A l’heure de son entrée en fonction comme Premier ministre, loin de moi l’idée de faire un procès d’intention à Sébastien Lecornu en qui chacun reconnaissait un excellent ministre des armées. Ce garçon, jeune, est d’ailleurs au-dessus de tout soupçon, après avoir été président du conseil départemental de l’Eure, maire de Vernon et plusieurs fois ministre. Un parcours sans faute, au-dessus de toute éloge.
Le voici donc aujourd’hui, à 39 ans chef du gouvernement pour une « mission impossible » comme dirait Tom Cruise, face à une Assemblée nationale ingouvernable et en devoir de faire voter un budget introuvable. Dans ces conditions, on a en envie de lui souhaiter bonne chance et surtout de lui dire « bon courage ! »
La question est ailleurs : tiendra-t-il six, neuf, douze mois avant d’être censuré ? Car censuré, il le sera à coup sûr. Des mots prononcés sur le perron de Matignon, dans un discours d’un peu plus de 2mn, on retiendra surtout la nécessité de « ruptures » et pas seulement dans la forme, mais sur le fond. Qu’entend-t-il par là ? Cela reste pour le moment encore énigmatique.

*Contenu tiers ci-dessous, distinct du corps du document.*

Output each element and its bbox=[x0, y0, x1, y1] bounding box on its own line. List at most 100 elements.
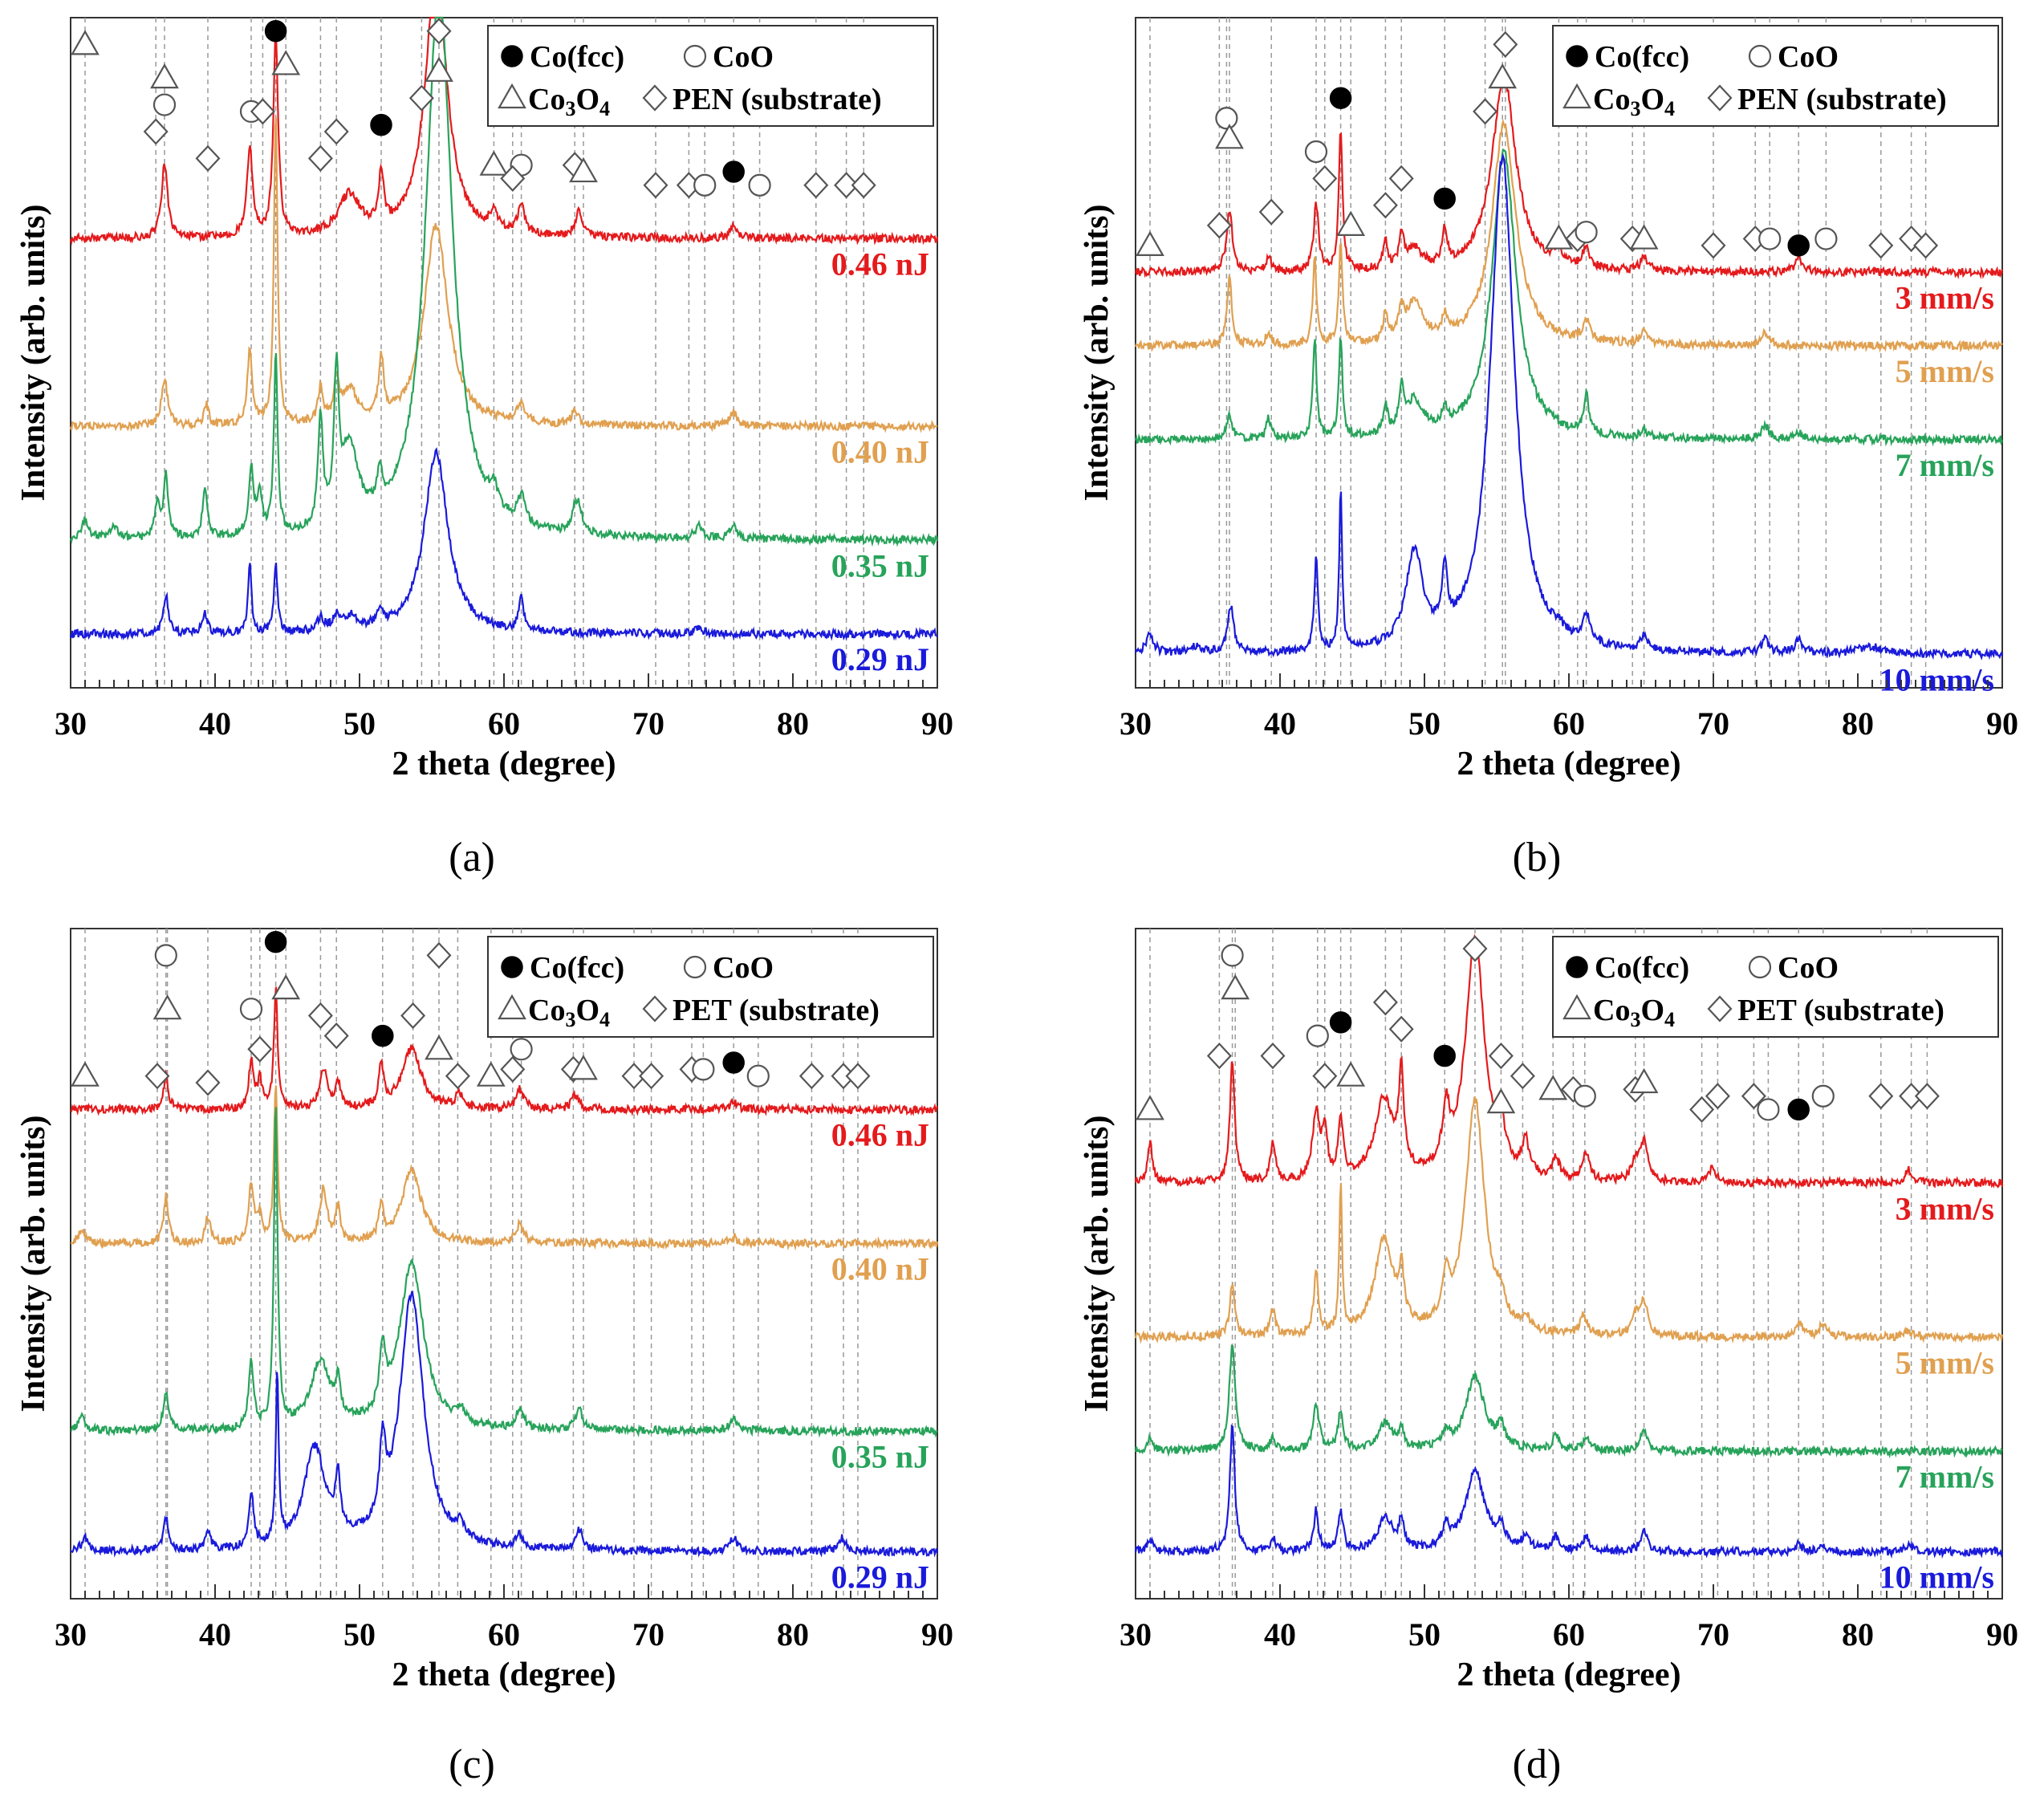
spectrum-0-29-nj bbox=[71, 1291, 939, 1558]
diamond-marker bbox=[1701, 232, 1726, 259]
series-label: 7 mm/s bbox=[1896, 447, 1994, 483]
series-label: 0.35 nJ bbox=[831, 1438, 929, 1474]
diamond-marker bbox=[1705, 1083, 1730, 1110]
legend-item: Co(fcc) bbox=[530, 951, 624, 985]
x-tick-label: 80 bbox=[777, 705, 809, 742]
diamond-marker bbox=[323, 118, 349, 145]
legend-item: Co3O4 bbox=[528, 994, 610, 1031]
series-label: 10 mm/s bbox=[1879, 1559, 1994, 1596]
legend-coo-icon bbox=[1748, 955, 1772, 979]
diamond-marker bbox=[307, 1002, 333, 1030]
diamond-marker bbox=[500, 1055, 526, 1083]
x-tick-label: 30 bbox=[1120, 705, 1152, 742]
diamond-marker bbox=[639, 1063, 664, 1090]
diamond-marker bbox=[1206, 1043, 1232, 1070]
legend-item: CoO bbox=[1778, 951, 1839, 985]
diamond-marker bbox=[1473, 98, 1498, 125]
triangle-marker bbox=[1336, 210, 1366, 236]
legend-item: PEN (substrate) bbox=[1737, 83, 1947, 116]
circle-open-marker bbox=[1758, 227, 1782, 250]
diamond-marker bbox=[408, 84, 434, 112]
diamond-marker bbox=[1388, 1015, 1414, 1043]
diamond-marker bbox=[445, 1063, 470, 1090]
legend-box bbox=[487, 936, 934, 1038]
x-tick-label: 90 bbox=[921, 1616, 953, 1652]
legend-item: Co3O4 bbox=[1593, 994, 1675, 1031]
spectrum-7-mm-s bbox=[1134, 1344, 2003, 1459]
diamond-marker bbox=[400, 1002, 426, 1030]
circle-filled-marker bbox=[1329, 87, 1352, 109]
x-tick-label: 40 bbox=[1264, 705, 1296, 742]
diamond-marker bbox=[1868, 1083, 1894, 1110]
legend-substrate-icon bbox=[1707, 995, 1733, 1022]
spectrum-0-46-nj bbox=[70, 986, 939, 1117]
diamond-marker bbox=[426, 941, 452, 970]
circle-open-marker bbox=[1306, 1024, 1329, 1047]
legend-co-fcc-icon bbox=[1566, 45, 1588, 67]
x-tick-label: 40 bbox=[199, 1616, 231, 1652]
x-tick-label: 90 bbox=[921, 705, 953, 742]
circle-filled-marker bbox=[372, 1024, 394, 1047]
diamond-marker bbox=[426, 18, 452, 45]
x-tick-label: 50 bbox=[1408, 705, 1441, 742]
legend-item: CoO bbox=[713, 951, 774, 985]
triangle-marker bbox=[71, 1061, 100, 1087]
triangle-marker bbox=[1336, 1061, 1366, 1087]
series-label: 3 mm/s bbox=[1896, 279, 1994, 315]
legend-item: Co(fcc) bbox=[1595, 40, 1689, 74]
reference-lines bbox=[84, 929, 859, 1599]
panel-d: 3 mm/s 5 mm/s 7 mm/s 10 mm/s Co(fcc) CoO Co3O4… bbox=[1079, 928, 2018, 1787]
legend-coo-icon bbox=[683, 44, 707, 68]
diamond-marker bbox=[845, 1063, 871, 1090]
circle-open-marker bbox=[746, 1064, 770, 1087]
legend-item: CoO bbox=[713, 40, 774, 74]
legend-coo-icon bbox=[1748, 44, 1772, 68]
series-label: 7 mm/s bbox=[1896, 1458, 1994, 1494]
diamond-marker bbox=[144, 1063, 170, 1090]
triangle-marker bbox=[569, 157, 598, 183]
triangle-marker bbox=[271, 974, 301, 1000]
x-tick-label: 60 bbox=[488, 1616, 520, 1652]
legend-item: CoO bbox=[1778, 40, 1839, 74]
x-axis: 30 40 50 60 70 80 90 bbox=[1120, 1584, 2018, 1652]
series-label: 5 mm/s bbox=[1896, 1344, 1994, 1380]
panel-caption: (c) bbox=[449, 1742, 495, 1787]
triangle-marker bbox=[152, 994, 182, 1020]
spectrum-0-40-nj bbox=[69, 117, 938, 433]
spectrum-10-mm-s bbox=[1134, 152, 2004, 661]
spectrum-3-mm-s bbox=[1134, 74, 2004, 280]
legend-item: Co3O4 bbox=[1593, 83, 1675, 120]
legend-item: PET (substrate) bbox=[673, 994, 880, 1027]
triangle-marker bbox=[425, 1035, 453, 1060]
legend-item: PEN (substrate) bbox=[673, 83, 882, 116]
triangle-marker bbox=[1215, 124, 1244, 149]
legend-co-fcc-icon bbox=[501, 956, 523, 978]
diamond-marker bbox=[143, 118, 169, 145]
circle-open-marker bbox=[510, 1038, 533, 1061]
triangle-marker bbox=[479, 150, 509, 176]
diamond-marker bbox=[1741, 1083, 1766, 1110]
x-axis: 30 40 50 60 70 80 90 bbox=[55, 673, 953, 742]
triangle-marker bbox=[1629, 224, 1659, 250]
triangle-marker bbox=[569, 1055, 598, 1080]
diamond-marker bbox=[1689, 1096, 1715, 1124]
x-tick-label: 50 bbox=[1408, 1616, 1441, 1652]
diamond-marker bbox=[1260, 1043, 1286, 1070]
triangle-marker bbox=[271, 50, 301, 75]
x-axis: 30 40 50 60 70 80 90 bbox=[1120, 673, 2018, 742]
circle-open-marker bbox=[1814, 227, 1838, 250]
reference-lines bbox=[1149, 929, 1928, 1599]
circle-open-marker bbox=[152, 93, 177, 116]
legend-item: Co(fcc) bbox=[530, 40, 624, 74]
diamond-marker bbox=[500, 165, 526, 193]
diamond-marker bbox=[799, 1063, 824, 1090]
diamond-marker bbox=[323, 1022, 349, 1050]
spectrum-0-29-nj bbox=[69, 447, 938, 641]
circle-filled-marker bbox=[1787, 234, 1810, 257]
series-label: 0.46 nJ bbox=[831, 246, 929, 283]
spectrum-5-mm-s bbox=[1134, 1096, 2004, 1344]
circle-filled-marker bbox=[722, 1051, 745, 1074]
diamond-marker bbox=[1462, 935, 1488, 962]
x-tick-label: 70 bbox=[1697, 705, 1729, 742]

Rupture avec Macron ? c’est peu vraisemblable, il n’y a pas l’épaisseur d’une feuille de papier à cigarette entre les deux hommes, rupture sur les choix de son prédécesseur : abandon de la suppression des deux jours fériés, c’est possible, taxation des personnes les plus fortunées, c’est également envisageable. Une chose est certaine, en français les mots on un sens or la définition de rupture signifie une séparation brusque, inévitable, une interruption soudaine. Ce qui est vrai, c’est qu’il ne s’agit pas d’une rupture conventionnelle, ou amoureuse, pas plus que d’une rupture d’anévrisme, ou encore de la rupture d’une digue, alors quoi ?
Nous allons devoir patienter encore quelques jours pour avoir le fin mot de l’histoire. Ce qui est clair, en revanche, c’est que Sébastien Lecornu est la dernière cartouche, l’ultime fusible pour Emmanuel Macron qui paierait très cher l’échec de son Premier ministre. La disgrâce de celui-ci par les parlementaires ne lui offrirait en effet que deux alternatives : dissoudre l’AN ou démissionner, car toute tentative de destitution de la part de LFI est vouée à l’échec. Dans les deux cas, une situation plutôt piteuse pour le locataire à bail précaire de l’occupant de l’Élysée.
C’est pourquoi ces mots de « rupture » sont tellement importants, il en va de la survie de ce deuxième quinquennat, il vaut donc mieux que ce ne doit pas un pétard mouillé.
L’étymologie du nom Lecornu nous enseigne qu’il tire son origines Moyenâgeuse du latin « Cornu » qui vient de mari trompé, dérivé du sobriquet corne, cocu si vous préférez. Si tel devait être le cas Sébastien Le(Cornu) rejoindrait alors les nombreux français qui ont été trompés par Emmanuel Macron. Mince satisfaction en perspective.